Querying an astronomical database using large language models: the ALeRCE text-to-SQL system

P. A. Estevez,J. Espejo-Moreira,S. Sanfeliu-Alvarez,F. Forster,A. M. Munoz Arancibia,G. Cabrera-Vives,F. E. Bauer,A. Bayo,M. Catelan,R. Dastidar,L. Hernandez-Garcia,J. A. Intriago,G. Pignata

We develop a text-to-SQL (structured query language) system based on large language models (LLMs) using in-context learning and apply it to the Automatic Learning for the Rapid Classification of Events (ALeRCE) astronomical database. ALeRCE is a community broker for the Zwicky Transient Facility and the Vera C. Rubin Observatory. The system enables users to query the database in natural language (NL) and generates executable SQL queries. To develop and evaluate the system, we constructed a dataset of 110 NL/SQL pairs. We propose a step-by-step generation framework comprising four modules: schema linking, query classification, prompt decomposition, and self-correction. The performance of thirteen LLMs is evaluated using in-context learning and prompt engineering techniques. Text-to-SQL performance is assessed using the perfect-match (PM) rate for row identifiers (e.g., object identifiers) and column identifiers (i.e., column names). The proposed step-by-step framework consistently outperforms a direct-inference baseline, while the self-correction module consistently reduces execution errors. For Claude Opus 4.6, PM performance on row (column) identifiers is high for simple queries, reaching 0.97 (0.94), and decreases with query complexity to 0.44 (0.72) for medium queries and 0.59 (0.49) for hard queries. Among the thirteen evaluated models, the best-performing LLMs for the text-to-SQL task are Claude Opus 4.6, Gemini 2.5 Pro, Gemini 3 Flash, and GPT-5.2-Codex.
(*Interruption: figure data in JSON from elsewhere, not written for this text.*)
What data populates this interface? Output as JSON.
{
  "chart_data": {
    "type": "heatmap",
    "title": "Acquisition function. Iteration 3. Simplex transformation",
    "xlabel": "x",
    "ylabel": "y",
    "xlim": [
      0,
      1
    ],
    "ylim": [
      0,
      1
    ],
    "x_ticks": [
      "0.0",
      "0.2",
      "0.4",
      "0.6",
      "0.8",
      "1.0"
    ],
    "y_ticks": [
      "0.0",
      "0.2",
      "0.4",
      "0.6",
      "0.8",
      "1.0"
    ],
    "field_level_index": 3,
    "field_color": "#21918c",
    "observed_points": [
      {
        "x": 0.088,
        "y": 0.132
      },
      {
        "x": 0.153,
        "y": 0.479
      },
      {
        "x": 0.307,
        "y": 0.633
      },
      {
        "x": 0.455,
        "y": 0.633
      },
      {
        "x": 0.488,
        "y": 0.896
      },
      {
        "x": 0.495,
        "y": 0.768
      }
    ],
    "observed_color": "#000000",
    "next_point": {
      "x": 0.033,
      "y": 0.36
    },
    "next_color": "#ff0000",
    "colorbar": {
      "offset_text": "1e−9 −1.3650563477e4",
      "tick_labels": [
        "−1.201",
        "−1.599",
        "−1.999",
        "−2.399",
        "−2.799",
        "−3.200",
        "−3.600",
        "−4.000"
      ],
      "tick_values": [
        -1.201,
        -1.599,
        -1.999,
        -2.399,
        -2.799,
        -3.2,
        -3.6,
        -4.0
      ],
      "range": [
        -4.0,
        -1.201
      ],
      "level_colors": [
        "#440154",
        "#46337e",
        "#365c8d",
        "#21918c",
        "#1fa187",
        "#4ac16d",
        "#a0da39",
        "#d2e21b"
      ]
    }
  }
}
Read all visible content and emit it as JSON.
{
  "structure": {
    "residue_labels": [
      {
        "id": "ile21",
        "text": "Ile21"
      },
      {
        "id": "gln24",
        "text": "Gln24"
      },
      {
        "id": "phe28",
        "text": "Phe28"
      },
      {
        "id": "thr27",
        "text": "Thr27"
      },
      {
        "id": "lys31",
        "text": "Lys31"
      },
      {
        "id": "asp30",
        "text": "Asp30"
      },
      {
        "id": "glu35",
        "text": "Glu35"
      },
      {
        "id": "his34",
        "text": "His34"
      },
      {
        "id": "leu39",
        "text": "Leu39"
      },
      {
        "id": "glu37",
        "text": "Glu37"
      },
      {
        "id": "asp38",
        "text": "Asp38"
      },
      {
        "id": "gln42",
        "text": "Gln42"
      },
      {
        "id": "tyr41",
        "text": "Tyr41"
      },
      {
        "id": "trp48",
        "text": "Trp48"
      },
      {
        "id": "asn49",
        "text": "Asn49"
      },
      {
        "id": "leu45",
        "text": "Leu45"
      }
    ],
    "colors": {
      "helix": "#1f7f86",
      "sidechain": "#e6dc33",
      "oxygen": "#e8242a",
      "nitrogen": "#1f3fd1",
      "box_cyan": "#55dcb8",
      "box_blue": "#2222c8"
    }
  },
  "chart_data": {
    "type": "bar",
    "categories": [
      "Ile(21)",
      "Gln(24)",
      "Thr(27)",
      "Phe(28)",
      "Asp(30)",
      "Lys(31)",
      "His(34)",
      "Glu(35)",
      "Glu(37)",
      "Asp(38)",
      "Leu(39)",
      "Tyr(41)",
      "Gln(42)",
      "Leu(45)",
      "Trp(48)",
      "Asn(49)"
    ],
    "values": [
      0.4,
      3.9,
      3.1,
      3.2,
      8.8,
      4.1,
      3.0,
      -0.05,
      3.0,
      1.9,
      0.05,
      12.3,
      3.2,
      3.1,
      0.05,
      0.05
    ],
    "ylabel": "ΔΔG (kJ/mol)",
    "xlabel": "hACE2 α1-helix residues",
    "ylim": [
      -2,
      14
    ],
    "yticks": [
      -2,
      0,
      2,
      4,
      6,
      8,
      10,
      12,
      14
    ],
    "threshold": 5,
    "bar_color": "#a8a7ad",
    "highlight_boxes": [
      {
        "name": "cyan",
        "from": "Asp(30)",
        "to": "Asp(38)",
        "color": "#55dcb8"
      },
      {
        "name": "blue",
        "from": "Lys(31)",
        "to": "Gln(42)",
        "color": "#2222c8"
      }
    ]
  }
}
翻译：我们开发了一种基于大语言模型（LLMs）的文本转SQL（结构化查询语言）系统，采用上下文学习方法，并将其应用于ALeRCE（事件快速分类自动学习）天文数据库。ALeRCE是Zwicky暂现源巡天设施与Vera C. Rubin天文台的社区中介平台。该系统支持用户以自然语言查询数据库，并生成可执行的SQL查询语句。为开发评估该系统，我们构建了包含110对自然语言/SQL配对的数据集。提出包含四个模块的分步生成框架：模式链接、查询分类、提示分解与自我修正。采用上下文学习与提示工程技术对十三种大语言模型的性能进行评估。通过行标识符（如目标标识符）与列标识符（即列名）的完全匹配率衡量文本转SQL性能。所提出的分步框架在各方面均优于直接推理基线，而自我修正模块持续降低执行错误率。针对Claude Opus 4.6模型，简单查询的行（列）标识符完全匹配率达0.97（0.94），中等查询降至0.44（0.72），困难查询为0.59（0.49）。在十三种评估模型中，文本转SQL任务表现最佳的大语言模型为Claude Opus 4.6、Gemini 2.5 Pro、Gemini 3 Flash及GPT-5.2-Codex。